AI and Machine Learning Self-Assessment for Spinal Fusion Surgery Case Report
- Publicada
- Servidor
- Preprints.org
- DOI
- 10.20944/preprints202507.0754.v2
Report on self-assessment using Python, AI, and machine learning to predict patient readiness for spinal fusion surgery. Did the decision tree recommend surgery? Case presentation: The case of a 79-year-old retired psychologist (the author) with spinal stenosis, a collapsed L4-L5 disk, and crushed exit spinal nerves is explored. Methods: A boosted decision tree was used for prediction, supported by logistic regression and path analysis. Synthetic data was used alongside real patient data to add variability to the dataset. Findings: In this study, patient responses to a questionnaire were tested to determine if spine fusion surgery would be recommended. The results are limited by single-case and synthetic data. The model consists of a unique patient data array. Python, AI, and machine learning generated a self-assessment approach that offers patients and healthcare professionals an effective prediction tool. Significance: Annually, approximately 450,000 patients undergo spinal surgery following prolonged back pain. Self-assessment is a tool for personal decision making. It adds to a collaborative approach with healthcare providers.
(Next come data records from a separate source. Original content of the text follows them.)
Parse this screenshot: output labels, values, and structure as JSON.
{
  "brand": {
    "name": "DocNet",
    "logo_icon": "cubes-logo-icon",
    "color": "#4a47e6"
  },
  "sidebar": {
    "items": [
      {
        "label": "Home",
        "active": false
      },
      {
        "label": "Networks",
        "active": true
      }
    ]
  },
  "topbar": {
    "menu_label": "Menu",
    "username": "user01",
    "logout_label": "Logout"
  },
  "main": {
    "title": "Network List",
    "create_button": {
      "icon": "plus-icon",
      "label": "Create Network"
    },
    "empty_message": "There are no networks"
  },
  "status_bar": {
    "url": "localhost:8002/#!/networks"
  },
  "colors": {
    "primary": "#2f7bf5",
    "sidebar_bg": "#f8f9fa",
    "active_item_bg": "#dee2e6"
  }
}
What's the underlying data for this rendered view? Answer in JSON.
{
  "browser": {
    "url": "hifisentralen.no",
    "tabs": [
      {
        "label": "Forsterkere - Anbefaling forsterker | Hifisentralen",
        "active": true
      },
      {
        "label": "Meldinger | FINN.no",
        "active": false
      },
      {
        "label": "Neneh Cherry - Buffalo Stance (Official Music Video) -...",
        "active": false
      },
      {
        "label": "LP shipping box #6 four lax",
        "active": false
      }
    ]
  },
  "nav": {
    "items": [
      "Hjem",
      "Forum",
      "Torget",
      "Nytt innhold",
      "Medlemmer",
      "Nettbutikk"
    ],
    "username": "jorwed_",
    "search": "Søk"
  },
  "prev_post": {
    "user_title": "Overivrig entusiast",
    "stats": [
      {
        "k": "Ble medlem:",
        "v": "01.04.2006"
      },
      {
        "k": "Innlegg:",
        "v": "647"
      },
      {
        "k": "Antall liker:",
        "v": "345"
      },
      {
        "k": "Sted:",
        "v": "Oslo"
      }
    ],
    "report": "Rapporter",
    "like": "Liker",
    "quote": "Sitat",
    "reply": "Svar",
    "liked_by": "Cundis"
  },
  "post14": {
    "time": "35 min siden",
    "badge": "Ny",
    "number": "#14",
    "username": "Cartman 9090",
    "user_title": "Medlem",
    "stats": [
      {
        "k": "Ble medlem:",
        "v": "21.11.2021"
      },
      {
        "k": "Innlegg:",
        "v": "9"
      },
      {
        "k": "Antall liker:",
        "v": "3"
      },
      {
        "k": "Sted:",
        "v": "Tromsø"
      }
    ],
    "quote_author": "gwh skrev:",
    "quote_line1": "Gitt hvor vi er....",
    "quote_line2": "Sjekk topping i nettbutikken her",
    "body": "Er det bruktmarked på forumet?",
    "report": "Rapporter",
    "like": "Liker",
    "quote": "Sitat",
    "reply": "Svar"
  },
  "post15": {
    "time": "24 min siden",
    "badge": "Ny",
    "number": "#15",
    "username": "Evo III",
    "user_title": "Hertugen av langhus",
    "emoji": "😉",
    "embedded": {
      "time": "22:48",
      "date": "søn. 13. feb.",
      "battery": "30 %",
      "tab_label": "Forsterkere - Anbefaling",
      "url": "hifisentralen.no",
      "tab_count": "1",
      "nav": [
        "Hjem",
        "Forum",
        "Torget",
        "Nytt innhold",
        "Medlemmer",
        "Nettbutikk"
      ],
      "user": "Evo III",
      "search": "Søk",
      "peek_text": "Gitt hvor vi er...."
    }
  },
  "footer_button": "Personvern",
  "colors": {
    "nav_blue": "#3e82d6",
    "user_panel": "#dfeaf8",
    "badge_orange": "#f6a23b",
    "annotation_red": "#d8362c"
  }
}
Wearable sensors to record spinal disk and nerve pain would be beneficial. Conclusion: The case demonstrates the efficacy of synthetic data in predictive modeling, while acknowledging the limitations in generalizing the findings to broader patient populations without real-world data. When it comes to patient care, [? ] Sanmi Koyejo, Ph.D., assistant professor of computer science stated only 5 percent of health care AI studies use real patient data.